Figures. She wanted the spot so she could more easily load the chair she wouldn’t even let her grandfather use. Of course, that was a shortsighted jump to an uncertain conclusion, but Riley did not feel particularly generous right now. He turned his attention to the road, took a moment to size up how best to get out of town and head home, then took off.
Despite his
ill feelings, something in him would not let him go without one backward glance. What he saw made him feel like a world-class heel and called into question every ugly thing he’d imagined about the woman he’d just decided was beyond redemption.
At the next stop sign, he twisted his head to get a better view over his shoulder, to make sure he hadn’t imagined it.
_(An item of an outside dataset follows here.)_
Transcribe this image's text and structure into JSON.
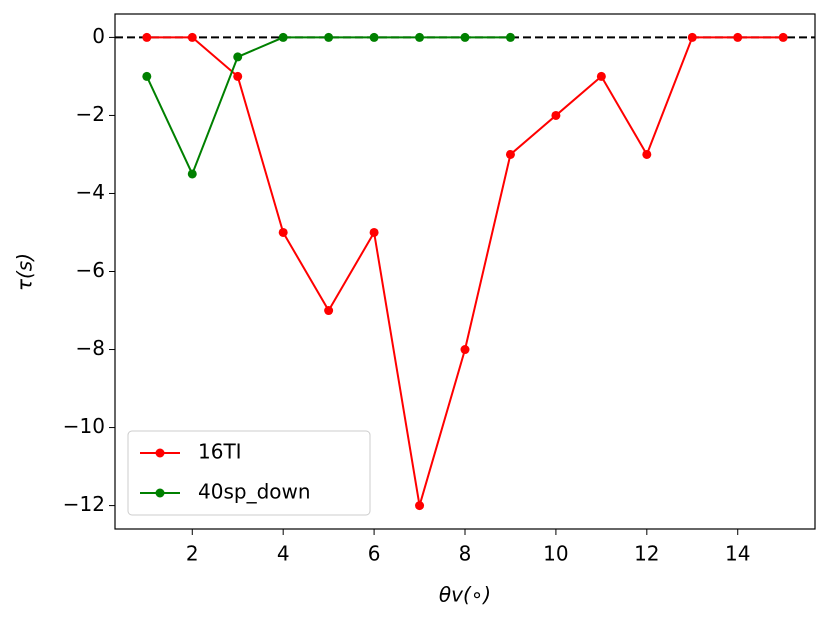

There, making use of the extra space provided by the vacant spot, the woman who seemed all flash and self-importance, helped the littlest sprite of an old, black woman out of the backseat of the big red car and into the wheelchair. With a tenderness and patience reserved by most for their greatest treasures on earth, the younger woman settled the gnarled figure into the seat.
His nemesis fussed here and there to get things situated, stood back then stepped forward to go at it again. This time she fixed her charge’s dress, making sure it covered the stick-thin legs, then set the woman’s sparkling white tennis shoes on the footrests with the most delicate of care.
One trembling, bony hand touched the younger woman’s arm then reached up to tug at her jacket. The woman who had refused to let Riley use her luxurious pen, slipped it out of her pocket, handed it to the old woman, then whispered something that made her companion grin like a jack-o-lantern, missing teeth and all.
Riley exhaled slowly. He should have asked why she wanted that space, not just assumed the woman’s motivation was selfish. She might not have told him, of course. Even today in Mississippi, there were some whites who would not give up even a parking spot for the sake of a woman of color, no matter how frail or old she might be. That this fiery woman of gentle breeding stood up to some stranger in a beat-up truck—a man that she, right or wrong, thought had almost run her down—on behalf of this small, dark-skinned woman said more about her than all the assumptions Riley could concoct in a month of Sundays.
The young woman smoothed her hand over her charge’s thin matte of gray and silver hair, gentle as a mother caressing a child’s downy head, then leaned down and placed the sweetest of kisses on that gaunt, dark cheek. She moved around to take hold of the wheelchair and, with one flip of her hair and shake of her shoulders wheeled her charge forward, like a lady-in-waiting bearing the queen of the land.